つまり新実によってコントロールされていく未来しかないのだろう。
それでも松藤は新実の体を手放す気はさらさらなかった。
解雇される部長とは違い、もっと新実を上手くコントロール仕返して会社自体を乗っ取るつもりになれた。
それからたった三年で、部長だった松藤は社長と繋がっている新実と関係を続け、やがて専務となり、そして社長が病気で引退する羽目になったところで会社の社長に伸し上がった。
まだ若い社長の誕生だったが、そこは実力社会。連行序列など吹き飛ばすほどの松藤の手腕に対抗できる他の専務はいなかったのである。
そして社長に納まった松藤は、今でも新実を抱いていた。
社長の仕事が終わった後は、新実を屋上で犯すのが日課になっているほど松藤は当初よりもずっと新実の体にハマっていた。
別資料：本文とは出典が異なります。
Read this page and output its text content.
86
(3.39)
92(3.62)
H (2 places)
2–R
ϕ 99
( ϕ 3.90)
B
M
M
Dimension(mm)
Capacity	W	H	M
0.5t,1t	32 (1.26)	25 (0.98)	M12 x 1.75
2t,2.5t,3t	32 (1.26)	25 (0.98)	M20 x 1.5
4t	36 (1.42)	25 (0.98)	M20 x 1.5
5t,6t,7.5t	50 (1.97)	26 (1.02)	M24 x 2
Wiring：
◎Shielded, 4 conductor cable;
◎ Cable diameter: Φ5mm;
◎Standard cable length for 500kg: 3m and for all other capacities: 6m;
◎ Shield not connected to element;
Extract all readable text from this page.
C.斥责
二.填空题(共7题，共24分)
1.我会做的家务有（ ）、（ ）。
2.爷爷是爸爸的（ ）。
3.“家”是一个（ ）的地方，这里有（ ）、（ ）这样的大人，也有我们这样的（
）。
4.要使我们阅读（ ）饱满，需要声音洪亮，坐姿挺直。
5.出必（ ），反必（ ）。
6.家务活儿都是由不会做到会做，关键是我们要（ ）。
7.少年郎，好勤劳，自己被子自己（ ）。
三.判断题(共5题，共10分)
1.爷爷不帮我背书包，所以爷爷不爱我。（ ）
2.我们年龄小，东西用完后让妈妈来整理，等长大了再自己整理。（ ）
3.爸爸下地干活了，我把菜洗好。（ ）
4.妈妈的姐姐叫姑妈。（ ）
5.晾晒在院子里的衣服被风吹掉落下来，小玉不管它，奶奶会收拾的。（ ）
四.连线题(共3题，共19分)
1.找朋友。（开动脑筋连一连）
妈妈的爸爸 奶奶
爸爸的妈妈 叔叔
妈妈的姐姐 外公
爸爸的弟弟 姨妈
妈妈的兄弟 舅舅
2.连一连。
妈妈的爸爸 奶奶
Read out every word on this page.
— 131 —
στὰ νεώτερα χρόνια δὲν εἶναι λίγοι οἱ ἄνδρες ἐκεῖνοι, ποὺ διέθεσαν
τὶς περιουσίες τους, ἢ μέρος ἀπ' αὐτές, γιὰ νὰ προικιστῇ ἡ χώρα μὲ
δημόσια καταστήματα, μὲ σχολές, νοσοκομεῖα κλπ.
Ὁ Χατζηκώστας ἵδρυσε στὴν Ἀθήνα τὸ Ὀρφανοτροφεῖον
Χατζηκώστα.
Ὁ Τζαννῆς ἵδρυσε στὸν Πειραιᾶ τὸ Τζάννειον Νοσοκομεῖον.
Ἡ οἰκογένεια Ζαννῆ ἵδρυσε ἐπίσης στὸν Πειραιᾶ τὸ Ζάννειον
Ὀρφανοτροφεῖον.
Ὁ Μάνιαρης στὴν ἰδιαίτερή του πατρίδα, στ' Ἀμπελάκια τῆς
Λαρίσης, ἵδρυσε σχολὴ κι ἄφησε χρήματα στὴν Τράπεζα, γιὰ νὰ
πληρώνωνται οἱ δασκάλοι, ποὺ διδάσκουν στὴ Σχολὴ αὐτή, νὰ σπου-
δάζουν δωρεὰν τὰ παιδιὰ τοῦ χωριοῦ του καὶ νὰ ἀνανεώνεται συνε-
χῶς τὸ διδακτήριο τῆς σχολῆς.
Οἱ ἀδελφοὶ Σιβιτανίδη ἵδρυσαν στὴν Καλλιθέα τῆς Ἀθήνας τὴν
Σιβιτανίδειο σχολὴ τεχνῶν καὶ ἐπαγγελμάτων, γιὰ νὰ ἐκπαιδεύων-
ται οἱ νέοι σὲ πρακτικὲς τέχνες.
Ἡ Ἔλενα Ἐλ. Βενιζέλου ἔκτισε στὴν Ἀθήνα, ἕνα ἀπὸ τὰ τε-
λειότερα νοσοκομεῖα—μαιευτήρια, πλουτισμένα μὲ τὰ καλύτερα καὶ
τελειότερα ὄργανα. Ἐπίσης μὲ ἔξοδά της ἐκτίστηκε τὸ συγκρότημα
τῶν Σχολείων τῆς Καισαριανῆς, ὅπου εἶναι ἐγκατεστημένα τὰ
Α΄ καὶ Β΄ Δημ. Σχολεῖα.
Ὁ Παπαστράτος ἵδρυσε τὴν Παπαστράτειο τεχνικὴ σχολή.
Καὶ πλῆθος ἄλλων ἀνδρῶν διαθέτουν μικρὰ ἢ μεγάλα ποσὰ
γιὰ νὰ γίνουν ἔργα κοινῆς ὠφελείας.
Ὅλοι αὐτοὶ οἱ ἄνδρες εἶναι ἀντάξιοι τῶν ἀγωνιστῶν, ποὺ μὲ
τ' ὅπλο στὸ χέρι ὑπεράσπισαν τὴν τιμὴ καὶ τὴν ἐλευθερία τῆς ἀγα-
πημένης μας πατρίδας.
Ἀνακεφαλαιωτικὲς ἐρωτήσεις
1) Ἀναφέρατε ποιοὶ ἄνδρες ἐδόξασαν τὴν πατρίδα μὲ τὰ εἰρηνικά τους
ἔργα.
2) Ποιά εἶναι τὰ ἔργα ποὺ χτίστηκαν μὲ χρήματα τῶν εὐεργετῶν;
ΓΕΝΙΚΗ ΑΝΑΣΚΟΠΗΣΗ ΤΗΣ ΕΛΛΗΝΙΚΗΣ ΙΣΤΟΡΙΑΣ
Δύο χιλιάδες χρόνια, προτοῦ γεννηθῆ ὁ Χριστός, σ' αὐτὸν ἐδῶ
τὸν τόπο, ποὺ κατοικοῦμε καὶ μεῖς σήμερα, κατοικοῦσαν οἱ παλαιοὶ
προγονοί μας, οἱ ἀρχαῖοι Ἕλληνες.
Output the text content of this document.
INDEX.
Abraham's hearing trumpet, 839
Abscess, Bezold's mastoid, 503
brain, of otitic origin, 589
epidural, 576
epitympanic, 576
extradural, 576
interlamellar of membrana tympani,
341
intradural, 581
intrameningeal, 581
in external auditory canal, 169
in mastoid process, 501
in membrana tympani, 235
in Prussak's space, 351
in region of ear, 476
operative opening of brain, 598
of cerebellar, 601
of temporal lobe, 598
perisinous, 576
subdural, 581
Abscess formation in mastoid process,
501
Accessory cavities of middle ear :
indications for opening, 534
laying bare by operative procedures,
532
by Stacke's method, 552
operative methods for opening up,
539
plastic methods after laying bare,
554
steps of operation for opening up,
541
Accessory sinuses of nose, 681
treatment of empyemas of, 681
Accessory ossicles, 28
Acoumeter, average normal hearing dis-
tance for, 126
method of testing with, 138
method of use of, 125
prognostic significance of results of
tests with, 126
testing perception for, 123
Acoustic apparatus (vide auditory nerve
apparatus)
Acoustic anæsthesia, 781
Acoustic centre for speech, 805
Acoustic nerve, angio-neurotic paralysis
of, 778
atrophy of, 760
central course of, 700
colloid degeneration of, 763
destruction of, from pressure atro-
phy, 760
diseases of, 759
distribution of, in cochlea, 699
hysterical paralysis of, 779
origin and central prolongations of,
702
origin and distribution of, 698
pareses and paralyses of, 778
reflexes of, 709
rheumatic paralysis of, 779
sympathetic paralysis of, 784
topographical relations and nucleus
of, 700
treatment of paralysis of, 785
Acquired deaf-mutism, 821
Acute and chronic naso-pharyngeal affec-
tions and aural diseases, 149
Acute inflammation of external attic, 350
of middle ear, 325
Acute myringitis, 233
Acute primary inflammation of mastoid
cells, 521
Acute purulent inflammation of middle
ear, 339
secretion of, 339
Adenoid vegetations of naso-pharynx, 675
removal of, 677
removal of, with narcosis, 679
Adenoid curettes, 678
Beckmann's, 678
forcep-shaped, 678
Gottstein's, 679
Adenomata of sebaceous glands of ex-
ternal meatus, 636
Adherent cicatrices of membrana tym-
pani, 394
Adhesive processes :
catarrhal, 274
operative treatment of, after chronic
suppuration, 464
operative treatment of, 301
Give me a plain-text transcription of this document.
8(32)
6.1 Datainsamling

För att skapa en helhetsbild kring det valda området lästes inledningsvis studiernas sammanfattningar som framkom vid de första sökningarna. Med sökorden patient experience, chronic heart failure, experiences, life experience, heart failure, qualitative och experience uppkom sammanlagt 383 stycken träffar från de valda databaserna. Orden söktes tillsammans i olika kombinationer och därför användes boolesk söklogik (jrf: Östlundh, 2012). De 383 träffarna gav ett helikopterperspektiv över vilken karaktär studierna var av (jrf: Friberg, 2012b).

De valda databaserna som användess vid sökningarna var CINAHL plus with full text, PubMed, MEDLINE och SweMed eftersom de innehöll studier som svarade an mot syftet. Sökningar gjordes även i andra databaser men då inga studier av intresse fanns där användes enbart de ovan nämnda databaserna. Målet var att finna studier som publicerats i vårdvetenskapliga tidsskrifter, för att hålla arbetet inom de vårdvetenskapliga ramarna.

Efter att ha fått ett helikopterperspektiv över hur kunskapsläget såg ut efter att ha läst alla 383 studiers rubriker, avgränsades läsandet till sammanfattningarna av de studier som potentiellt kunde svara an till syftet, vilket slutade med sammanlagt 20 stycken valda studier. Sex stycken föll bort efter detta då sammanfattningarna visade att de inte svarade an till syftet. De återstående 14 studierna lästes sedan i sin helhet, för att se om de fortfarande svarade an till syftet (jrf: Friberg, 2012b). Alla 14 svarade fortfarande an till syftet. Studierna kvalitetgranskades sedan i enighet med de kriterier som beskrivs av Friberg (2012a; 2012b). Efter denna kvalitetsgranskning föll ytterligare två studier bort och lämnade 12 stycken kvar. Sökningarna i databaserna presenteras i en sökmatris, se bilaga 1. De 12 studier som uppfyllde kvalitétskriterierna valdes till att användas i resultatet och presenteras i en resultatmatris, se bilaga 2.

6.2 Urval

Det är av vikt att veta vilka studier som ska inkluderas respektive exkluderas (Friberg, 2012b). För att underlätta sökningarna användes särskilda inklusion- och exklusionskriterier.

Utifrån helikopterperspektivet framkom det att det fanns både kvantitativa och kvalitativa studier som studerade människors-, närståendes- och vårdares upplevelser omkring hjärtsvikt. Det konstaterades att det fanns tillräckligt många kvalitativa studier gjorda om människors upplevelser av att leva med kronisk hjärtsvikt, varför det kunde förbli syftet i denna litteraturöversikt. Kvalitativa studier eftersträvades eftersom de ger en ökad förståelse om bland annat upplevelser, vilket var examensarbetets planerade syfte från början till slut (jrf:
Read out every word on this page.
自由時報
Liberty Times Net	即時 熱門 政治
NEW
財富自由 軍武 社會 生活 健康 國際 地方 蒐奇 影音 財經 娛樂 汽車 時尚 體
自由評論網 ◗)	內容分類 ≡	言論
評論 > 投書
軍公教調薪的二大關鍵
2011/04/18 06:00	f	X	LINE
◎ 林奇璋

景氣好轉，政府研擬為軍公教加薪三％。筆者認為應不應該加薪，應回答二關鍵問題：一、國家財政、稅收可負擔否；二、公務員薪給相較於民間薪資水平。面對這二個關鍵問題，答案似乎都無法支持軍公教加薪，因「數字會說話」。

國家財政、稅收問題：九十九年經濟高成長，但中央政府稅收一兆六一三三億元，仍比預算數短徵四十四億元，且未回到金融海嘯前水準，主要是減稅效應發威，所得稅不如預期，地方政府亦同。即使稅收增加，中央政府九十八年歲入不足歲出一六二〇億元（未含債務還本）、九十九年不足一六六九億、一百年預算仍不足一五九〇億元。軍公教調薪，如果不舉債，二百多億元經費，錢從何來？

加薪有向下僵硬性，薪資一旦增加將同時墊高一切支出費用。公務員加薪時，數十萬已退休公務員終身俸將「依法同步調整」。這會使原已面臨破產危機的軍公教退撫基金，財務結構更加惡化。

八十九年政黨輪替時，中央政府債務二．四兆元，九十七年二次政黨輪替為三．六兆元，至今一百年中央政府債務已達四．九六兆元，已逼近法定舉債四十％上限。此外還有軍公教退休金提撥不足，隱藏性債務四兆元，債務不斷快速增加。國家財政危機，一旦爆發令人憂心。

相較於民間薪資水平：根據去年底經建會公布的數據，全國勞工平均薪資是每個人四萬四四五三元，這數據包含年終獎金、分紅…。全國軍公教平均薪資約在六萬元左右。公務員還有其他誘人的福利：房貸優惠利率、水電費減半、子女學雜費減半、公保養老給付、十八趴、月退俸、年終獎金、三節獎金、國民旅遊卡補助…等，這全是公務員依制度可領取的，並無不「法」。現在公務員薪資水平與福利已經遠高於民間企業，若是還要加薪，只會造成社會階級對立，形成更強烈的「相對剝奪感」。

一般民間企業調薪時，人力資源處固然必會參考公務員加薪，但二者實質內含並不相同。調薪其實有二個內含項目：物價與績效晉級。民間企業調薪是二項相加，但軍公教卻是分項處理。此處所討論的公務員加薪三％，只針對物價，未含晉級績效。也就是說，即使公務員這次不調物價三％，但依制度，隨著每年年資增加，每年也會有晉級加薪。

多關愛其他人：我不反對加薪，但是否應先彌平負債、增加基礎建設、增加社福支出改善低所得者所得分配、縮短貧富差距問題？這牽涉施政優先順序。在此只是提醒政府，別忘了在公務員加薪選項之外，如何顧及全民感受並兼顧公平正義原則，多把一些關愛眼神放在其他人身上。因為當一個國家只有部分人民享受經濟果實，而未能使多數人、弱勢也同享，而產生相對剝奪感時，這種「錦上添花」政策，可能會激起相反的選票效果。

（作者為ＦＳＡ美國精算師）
「ん゛っんんっ……んっふ、んっんっんん……ふぁっ、はあっ、あっはぁっんあっあぁんっあひっあっらめ、んっああっ」
新実は今や松藤の秘書に収まり、松藤の仕事を手伝っている。
けれどいつまでも新実が大人しくしているかは分からない。いつかあの部長が裏切られた様に、社長が病気になって引退をせざるを得ないほど、新実にセックスで潰されたように、松藤も同じ目に遭うのかもしれない。
それでも松藤は新実を手放すことはできなかった。
「やっあっあっああっあひっあひっやっああぁっもっらめっ……ああっあああんっ! あ゛あ゛ああっ! い゛っ……あっ、ああっいくいくっああああっ!」
「お前はいつまでも俺の手の中で犯されて喘いでいればいいんだ……」
新見に向かってそう松藤は言い聞かせる。
そんな松藤に新実は笑って言うのだ。
「いつまでもこうやって犯してくれればそれでいいんですよ」
それがいつもの新実の言葉だった。
新実はそれ以上を望まない。
ただ新実を支配できる男を捜しているだけだ。
そして松藤はそれに成功している一人として長く新実を抱き続ける権利を得ていたのだった。